Billy got the blues too!

The relentlessness of China's pointless and interminable National Holiday through the whole first week of October so crushes my soul that I think I'm going to need a daily musical pick-me-up to see me through. I was so buoyed up by yesterday's little blast of Cream that I've decided to have a 'Blues Week' here on The Barstool. (Moreover, since I'm not going out at all this week, I don't have the substance for any regular posts on here!)

I was lucky enough to discover ZZ Top through a friend at school in the early '80s, when they were still fairly obscure in the UK - a couple of years before they re-tooled their sound to be so eminently radio-friendly for the Eliminator album and became universally popular as a result. I don't think I really realised it at the time, but their 1970s material was almost all pure blues; I didn't know what it was, but I knew I loved this music. Nor did I learn until years later that Jimi Hendrix had acclaimed a teenaged Billy Gibbons as one of the finest guitarists he'd ever heard - largely, I suspect, because of his exemplary blues feel.

I particularly adore Billy's SLOW playing on Blue Jean Blues (just about everything else of theirs is so much more up-tempo).
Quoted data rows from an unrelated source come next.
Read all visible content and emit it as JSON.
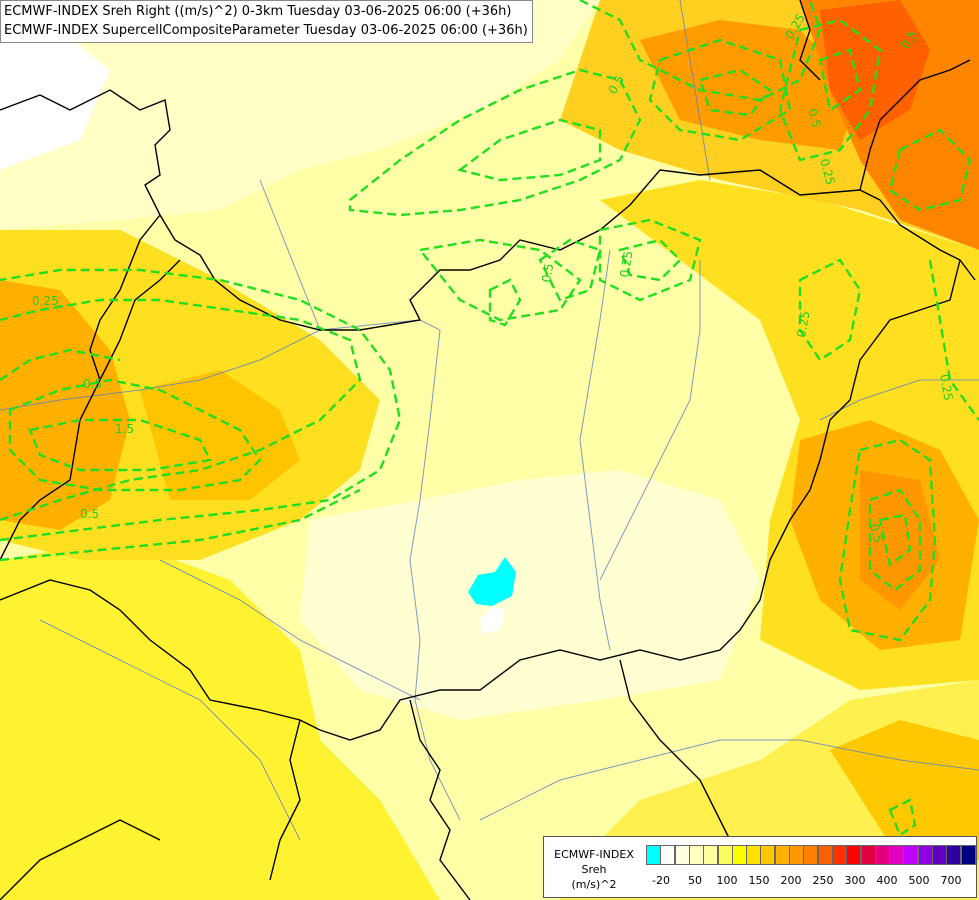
{
  "title": {
    "line1": "ECMWF-INDEX Sreh Right ((m/s)^2) 0-3km Tuesday 03-06-2025 06:00 (+36h)",
    "line2": "ECMWF-INDEX SupercellCompositeParameter Tuesday 03-06-2025 06:00 (+36h)"
  },
  "legend": {
    "line1": "ECMWF-INDEX",
    "line2": "Sreh",
    "line3": "(m/s)^2",
    "colors": [
      "#00ffff",
      "#ffffff",
      "#ffffe0",
      "#ffffc0",
      "#ffffa0",
      "#ffff60",
      "#ffff00",
      "#ffe000",
      "#ffc800",
      "#ffb000",
      "#ff9800",
      "#ff8000",
      "#ff6000",
      "#ff3000",
      "#ff0000",
      "#e00040",
      "#e00080",
      "#e000c0",
      "#c000ff",
      "#9000e0",
      "#6000c0",
      "#3000a0",
      "#000080"
    ],
    "ticks": [
      "-20",
      "50",
      "100",
      "150",
      "200",
      "250",
      "300",
      "400",
      "500",
      "700"
    ]
  },
  "contour_labels": [
    "0.25",
    "0.5",
    "0.5",
    "1.5",
    "0.5",
    "0.25",
    "0.25",
    "0.5",
    "0.25",
    "0.5",
    "0.25",
    "0.5",
    "0.5",
    "0.25"
  ],
  "colors": {
    "contour": "#22dd22",
    "border": "#000000",
    "river": "#6080c0"
  }
}
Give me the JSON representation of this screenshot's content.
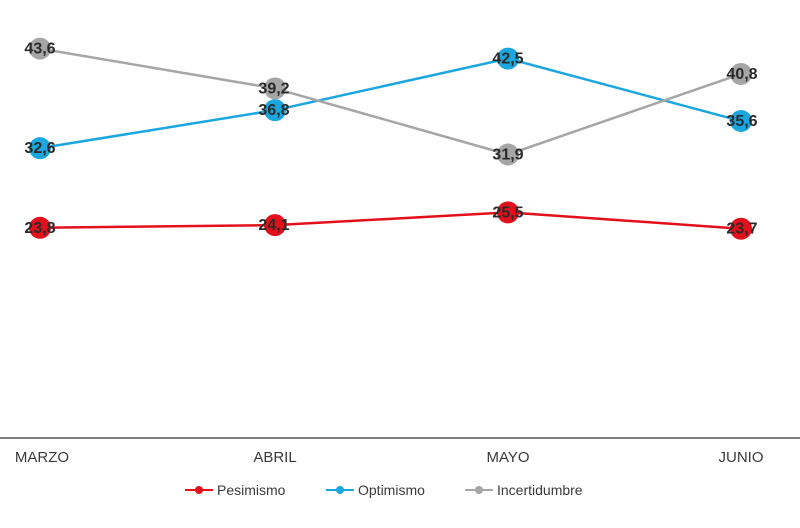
{
  "chart_data": {
    "type": "line",
    "categories": [
      "MARZO",
      "ABRIL",
      "MAYO",
      "JUNIO"
    ],
    "series": [
      {
        "name": "Pesimismo",
        "color": "#e3101b",
        "values": [
          23.8,
          24.1,
          25.5,
          23.7
        ],
        "labels": [
          "23,8",
          "24,1",
          "25,5",
          "23,7"
        ]
      },
      {
        "name": "Optimismo",
        "color": "#1aa7e0",
        "values": [
          32.6,
          36.8,
          42.5,
          35.6
        ],
        "labels": [
          "32,6",
          "36,8",
          "42,5",
          "35,6"
        ]
      },
      {
        "name": "Incertidumbre",
        "color": "#a6a6a6",
        "values": [
          43.6,
          39.2,
          31.9,
          40.8
        ],
        "labels": [
          "43,6",
          "39,2",
          "31,9",
          "40,8"
        ]
      }
    ],
    "ylim": [
      0,
      48
    ],
    "grid": false,
    "legend": "bottom-center",
    "axis_color": "#555555"
  }
}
And there are lots of good concert videos of this (notably this one, from just a few years ago), but he always tends to goof around a little on this song live, and, alas, it lacks the spine-shivery impact of the album recording.
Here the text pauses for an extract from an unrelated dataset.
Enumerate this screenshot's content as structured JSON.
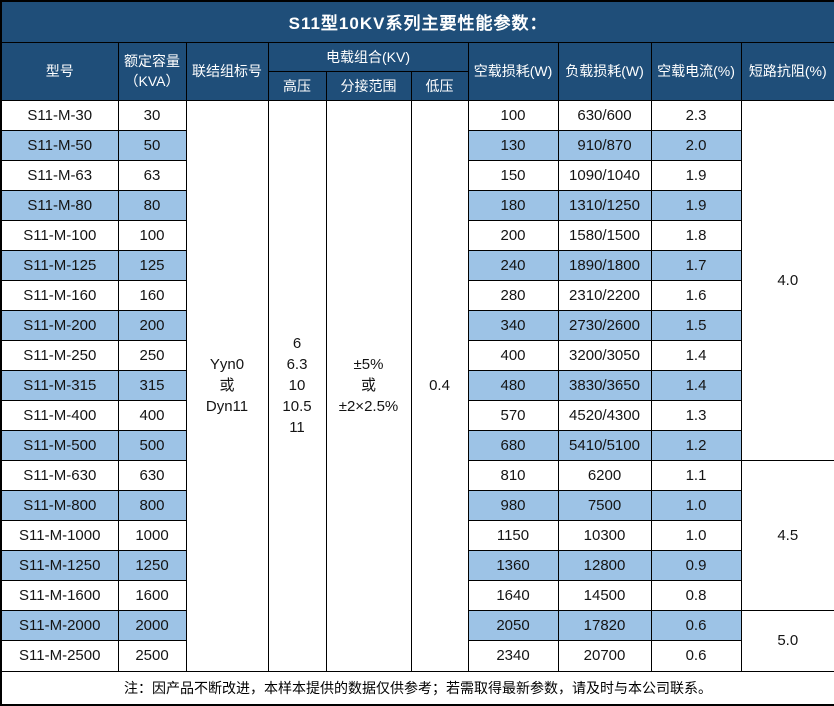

So, I thought instead I'd give you this video of one of their classic Texas boogies, La Grange, from a concert in the early '80s, just pre-Eliminator (there are quite a few excerpts from this posted on Youtube now, and it looks like it was a stupendous show).



And here they are doing the blues standard Dust My Broom (written by the great Robert Johnson, but better known from the cover version later recorded by slide guitar maestro Elmore James), from that same awesome gig, with bass player Dusty Hill taking over on vocals.



Aha, inspiration! I just found a great version of another of their slower tunes, Fool For Your Stockings, this one from a 1980 gig filmed for the German TV show Rockpalast (quite a bit of this on Youtube too: hours of joy!). This was, in fact, the very first of ZZ's songs to really get under my skin - although once again I prefer the straight-up album version.



If you enjoyed this little retrospective on the blues playing of Billy Gibbons, go back and listen (again... and again) to this original recording of Blue Jean Blues from ZZ Top's 1975 album Fandango! Listen, and swoon.